Hauwa Ibrahim, visiting scholar, Radcliffe Institute, Harvard University, and senior partner, Aries Law Firm in Nigeria, stated,  “I was born and lived most of my life in Gombe state in northern Nigeria. I was a child in a poor family raised in a Muslim home. As was the local practice, I was given away in marriage at age 10.  Being the ‘stubborn’ child in my family, at 11 I ran away from home to a boarding school for girls. My family told me not to come back but I was determined to get an education. I eventually became a lawyer – the first woman from my state – and returned there to practice law. However, since the courts in north Nigeria use sharia law, women were not allowed to speak, so I had to pass notes to male lawyers to represent my clients, including women sentenced to death by stoning for adultery. Most of my cases were pro bono, helping women and children gain justice primarily through informal negotiations outside the courts.”

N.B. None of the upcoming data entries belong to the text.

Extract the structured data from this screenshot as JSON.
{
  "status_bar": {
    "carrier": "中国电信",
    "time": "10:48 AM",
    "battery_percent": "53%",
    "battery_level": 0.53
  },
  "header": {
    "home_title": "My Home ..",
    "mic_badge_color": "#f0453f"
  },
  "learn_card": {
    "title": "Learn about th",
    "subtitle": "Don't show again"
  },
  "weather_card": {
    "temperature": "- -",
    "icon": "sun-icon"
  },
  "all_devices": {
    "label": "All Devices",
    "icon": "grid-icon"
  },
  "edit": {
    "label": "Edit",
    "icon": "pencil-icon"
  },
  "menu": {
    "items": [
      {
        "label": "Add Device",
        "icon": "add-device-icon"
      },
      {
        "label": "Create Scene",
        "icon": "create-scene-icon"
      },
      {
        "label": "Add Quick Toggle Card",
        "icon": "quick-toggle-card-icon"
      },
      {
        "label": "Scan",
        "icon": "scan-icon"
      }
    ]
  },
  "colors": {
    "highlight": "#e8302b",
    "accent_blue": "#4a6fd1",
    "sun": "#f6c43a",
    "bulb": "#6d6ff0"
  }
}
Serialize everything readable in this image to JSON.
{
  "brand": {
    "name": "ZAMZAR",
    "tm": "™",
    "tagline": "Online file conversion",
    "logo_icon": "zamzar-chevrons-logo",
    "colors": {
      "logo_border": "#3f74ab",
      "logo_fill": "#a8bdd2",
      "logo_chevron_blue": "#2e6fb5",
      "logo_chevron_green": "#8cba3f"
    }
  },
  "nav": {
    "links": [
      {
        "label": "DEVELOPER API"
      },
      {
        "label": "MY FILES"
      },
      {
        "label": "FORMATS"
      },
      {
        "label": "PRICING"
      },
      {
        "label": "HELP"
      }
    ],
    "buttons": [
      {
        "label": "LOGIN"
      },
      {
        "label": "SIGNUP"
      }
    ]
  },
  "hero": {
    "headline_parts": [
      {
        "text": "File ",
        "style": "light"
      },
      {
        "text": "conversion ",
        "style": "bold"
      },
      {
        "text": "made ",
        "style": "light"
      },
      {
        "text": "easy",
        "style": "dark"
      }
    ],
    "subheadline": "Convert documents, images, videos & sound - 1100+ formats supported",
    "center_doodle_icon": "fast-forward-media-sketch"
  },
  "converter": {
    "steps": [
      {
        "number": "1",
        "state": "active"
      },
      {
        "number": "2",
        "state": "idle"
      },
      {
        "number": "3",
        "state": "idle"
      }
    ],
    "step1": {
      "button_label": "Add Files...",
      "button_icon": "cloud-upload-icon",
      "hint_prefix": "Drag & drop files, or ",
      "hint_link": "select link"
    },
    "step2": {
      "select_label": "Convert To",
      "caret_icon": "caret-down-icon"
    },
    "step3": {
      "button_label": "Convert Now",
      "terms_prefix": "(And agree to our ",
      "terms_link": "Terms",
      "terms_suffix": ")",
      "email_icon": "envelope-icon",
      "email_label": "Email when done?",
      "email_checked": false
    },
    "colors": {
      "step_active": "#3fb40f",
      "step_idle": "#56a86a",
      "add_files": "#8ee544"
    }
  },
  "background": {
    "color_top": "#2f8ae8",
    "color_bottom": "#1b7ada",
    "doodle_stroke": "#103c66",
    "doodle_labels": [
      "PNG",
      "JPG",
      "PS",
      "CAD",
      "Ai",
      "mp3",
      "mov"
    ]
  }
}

The following witnesses also testified:

  • Sen. Elizabeth Warren (D-MA);
  • Sen. Mazie Hirono (D-HI);
  • Sen. Heidi Heitkamp (D-ND);
  • Sen. Tammy Baldwin (D-WI);
  • Sen. Dianne Feinstein (D-CA);
  • Sen. Debbie Stabenow (D-MI);
  • Sen. Amy Klobuchar (D-MN);
  • Sen. Patty Murray (D-WA);
  • Catherine Russell, ambassador at large for global women’s issues, Department of State;
  • Gary Barker, international director, Promundo; and
  • Jacqueline O’Neill, director, Institute for Inclusive Security.